# Trainers around State College PA or Erie PA



## Mocha (Dec 3, 2013)

Hey guys, here is my dilemma. A Google search presented two Schutzhund clubs, BOTH two + hours away. I've been throwing around the idea of just making the trip each weekend, but that is still a lot of time and gas...yikes.

Looking to see if anyone knows of any good trainers around either State College or Erie. I'll be in State College until May, and then move back to Erie.

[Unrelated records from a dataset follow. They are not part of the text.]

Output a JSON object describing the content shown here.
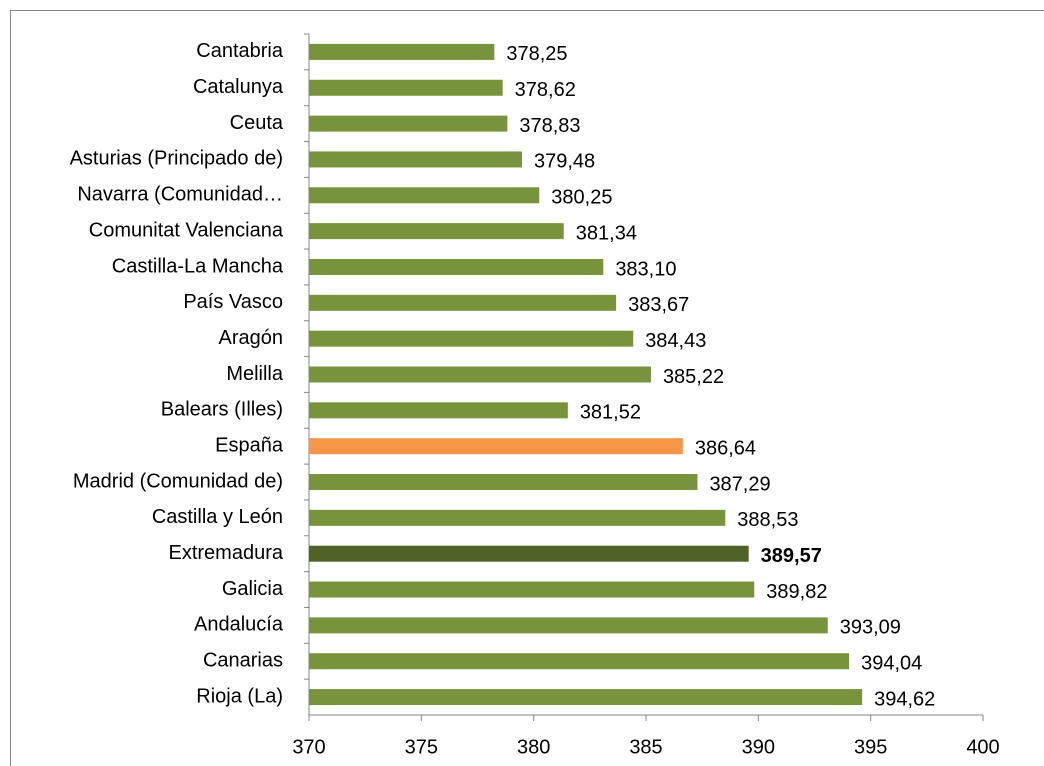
{
  "chart_data": {
    "type": "bar",
    "orientation": "horizontal",
    "categories": [
      "Cantabria",
      "Catalunya",
      "Ceuta",
      "Asturias (Principado de)",
      "Navarra (Comunidad…",
      "Comunitat Valenciana",
      "Castilla-La Mancha",
      "País Vasco",
      "Aragón",
      "Melilla",
      "Balears (Illes)",
      "España",
      "Madrid (Comunidad de)",
      "Castilla y León",
      "Extremadura",
      "Galicia",
      "Andalucía",
      "Canarias",
      "Rioja (La)"
    ],
    "values": [
      378.25,
      378.62,
      378.83,
      379.48,
      380.25,
      381.34,
      383.1,
      383.67,
      384.43,
      385.22,
      381.52,
      386.64,
      387.29,
      388.53,
      389.57,
      389.82,
      393.09,
      394.04,
      394.62
    ],
    "value_labels": [
      "378,25",
      "378,62",
      "378,83",
      "379,48",
      "380,25",
      "381,34",
      "383,10",
      "383,67",
      "384,43",
      "385,22",
      "381,52",
      "386,64",
      "387,29",
      "388,53",
      "389,57",
      "389,82",
      "393,09",
      "394,04",
      "394,62"
    ],
    "value_label_bold": [
      false,
      false,
      false,
      false,
      false,
      false,
      false,
      false,
      false,
      false,
      false,
      false,
      false,
      false,
      true,
      false,
      false,
      false,
      false
    ],
    "colors": [
      "#77933c",
      "#77933c",
      "#77933c",
      "#77933c",
      "#77933c",
      "#77933c",
      "#77933c",
      "#77933c",
      "#77933c",
      "#77933c",
      "#77933c",
      "#f79646",
      "#77933c",
      "#77933c",
      "#4f6228",
      "#77933c",
      "#77933c",
      "#77933c",
      "#77933c"
    ],
    "xlim": [
      370,
      400
    ],
    "xticks": [
      370,
      375,
      380,
      385,
      390,
      395,
      400
    ],
    "grid": false
  }
}
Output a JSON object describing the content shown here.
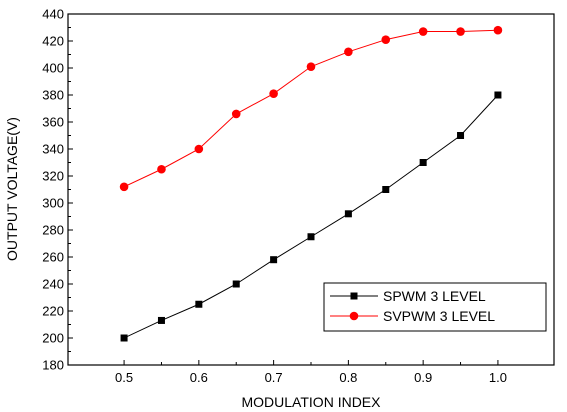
{
  "chart_data": {
    "type": "line",
    "title": "",
    "xlabel": "MODULATION INDEX",
    "ylabel": "OUTPUT VOLTAGE(V)",
    "xlim": [
      0.425,
      1.075
    ],
    "ylim": [
      180,
      440
    ],
    "xticks": [
      0.5,
      0.6,
      0.7,
      0.8,
      0.9,
      1.0
    ],
    "xtick_labels": [
      "0.5",
      "0.6",
      "0.7",
      "0.8",
      "0.9",
      "1.0"
    ],
    "yticks": [
      180,
      200,
      220,
      240,
      260,
      280,
      300,
      320,
      340,
      360,
      380,
      400,
      420,
      440
    ],
    "ytick_labels": [
      "180",
      "200",
      "220",
      "240",
      "260",
      "280",
      "300",
      "320",
      "340",
      "360",
      "380",
      "400",
      "420",
      "440"
    ],
    "grid": false,
    "legend_position": "lower-right",
    "x": [
      0.5,
      0.55,
      0.6,
      0.65,
      0.7,
      0.75,
      0.8,
      0.85,
      0.9,
      0.95,
      1.0
    ],
    "series": [
      {
        "name": "SPWM 3 LEVEL",
        "color": "#000000",
        "marker": "square",
        "values": [
          200,
          213,
          225,
          240,
          258,
          275,
          292,
          310,
          330,
          350,
          380
        ]
      },
      {
        "name": "SVPWM 3 LEVEL",
        "color": "#ff0000",
        "marker": "circle",
        "values": [
          312,
          325,
          340,
          366,
          381,
          401,
          412,
          421,
          427,
          427,
          428
        ]
      }
    ]
  }
}
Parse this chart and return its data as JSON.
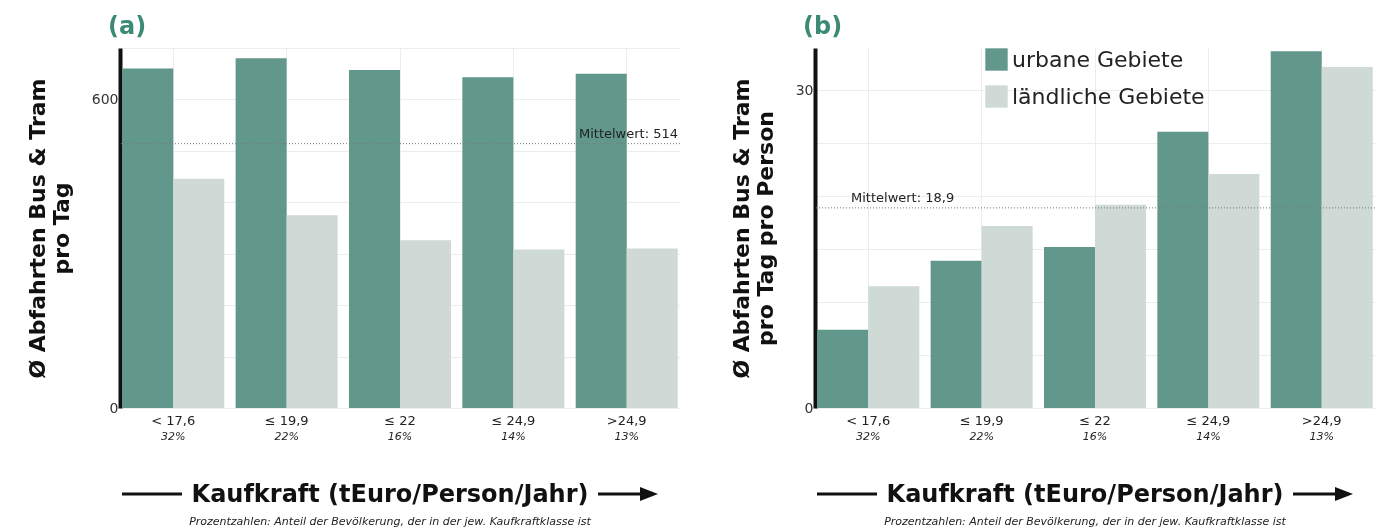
{
  "chart_data": [
    {
      "type": "bar",
      "title": "(a)",
      "ylabel": "Ø Abfahrten Bus & Tram\npro Tag",
      "xlabel": "Kaufkraft (tEuro/Person/Jahr)",
      "categories": [
        "< 17,6",
        "≤ 19,9",
        "≤ 22",
        "≤ 24,9",
        ">24,9"
      ],
      "series": [
        {
          "color": "#62978b",
          "values": [
            660,
            680,
            657,
            643,
            650
          ]
        },
        {
          "color": "#cfdad6",
          "values": [
            446,
            375,
            326,
            308,
            310
          ]
        }
      ],
      "ylim": [
        0,
        700
      ],
      "yticks": [
        0,
        {
          "value": 100,
          "label": null
        },
        {
          "value": 200,
          "label": null
        },
        {
          "value": 300,
          "label": null
        },
        {
          "value": 400,
          "label": null
        },
        {
          "value": 500,
          "label": null
        },
        600,
        {
          "value": 700,
          "label": null
        }
      ],
      "grid": true,
      "legend": false,
      "ref_lines": [
        {
          "axis": "y",
          "value": 514,
          "label": "Mittelwert: 514",
          "line_style": "dotted"
        }
      ],
      "annotations": [
        "32%",
        "22%",
        "16%",
        "14%",
        "13%",
        "Prozentzahlen: Anteil der Bevölkerung, der in der jew. Kaufkraftklasse ist"
      ]
    },
    {
      "type": "bar",
      "title": "(b)",
      "ylabel": "Ø Abfahrten Bus & Tram\npro Tag pro Person",
      "xlabel": "Kaufkraft (tEuro/Person/Jahr)",
      "categories": [
        "< 17,6",
        "≤ 19,9",
        "≤ 22",
        "≤ 24,9",
        ">24,9"
      ],
      "series": [
        {
          "name": "urbane Gebiete",
          "color": "#62978b",
          "values": [
            7.4,
            13.9,
            15.2,
            26.1,
            33.7
          ]
        },
        {
          "name": "ländliche Gebiete",
          "color": "#cfdad6",
          "values": [
            11.5,
            17.2,
            19.2,
            22.1,
            32.2
          ]
        }
      ],
      "ylim": [
        0,
        34
      ],
      "yticks": [
        0,
        {
          "value": 5,
          "label": null
        },
        {
          "value": 10,
          "label": null
        },
        {
          "value": 15,
          "label": null
        },
        {
          "value": 20,
          "label": null
        },
        {
          "value": 25,
          "label": null
        },
        30
      ],
      "grid": true,
      "legend": "top",
      "ref_lines": [
        {
          "axis": "y",
          "value": 18.9,
          "label": "Mittelwert: 18,9",
          "line_style": "dotted"
        }
      ],
      "annotations": [
        "32%",
        "22%",
        "16%",
        "14%",
        "13%",
        "Prozentzahlen: Anteil der Bevölkerung, der in der jew. Kaufkraftklasse ist"
      ]
    }
  ]
}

So, ideally I would like to find a solid obedience trainer in State College, and a more advanced one in Erie since he is only six months now, and from what I've read obedience should be the key focus until he's developed more and can handle rougher training.

There was an idealistic trainer in State College, who is no longer taking on new clients because they are moving...  (John P Jones Training)

I'm completely new to all of this, so my idealistic trainer would be training me too:help:


----------



## Renofan2 (Aug 27, 2010)

Try Mudder River, but not sure how far they are from you. Or Joe Brockington.


----------



## Mocha (Dec 3, 2013)

Renofan2 said:


> Try Mudder River, but not sure how far they are from you. Or Joe Brockington.


The first one is only an hour and half away! Closer than what I originally have! Thank you so much 


Sent from Petguide.com Free App


----------



## meek (Feb 14, 2012)

Did you try Altoona ?


Sent from Petguide.com Free App


----------



## Mocha (Dec 3, 2013)

meek said:


> Did you try Altoona ?
> 
> 
> Sent from Petguide.com Free App


No I didn't, that's a great idea. I never even thought of it. Thanks !


Sent from Petguide.com Free App


----------



## meek (Feb 14, 2012)

Mocha said:


> No I didn't, that's a great idea. I never even thought of it. Thanks !
> 
> 
> Sent from Petguide.com Free App



Good luck. 


Sent from Petguide.com Free App


----------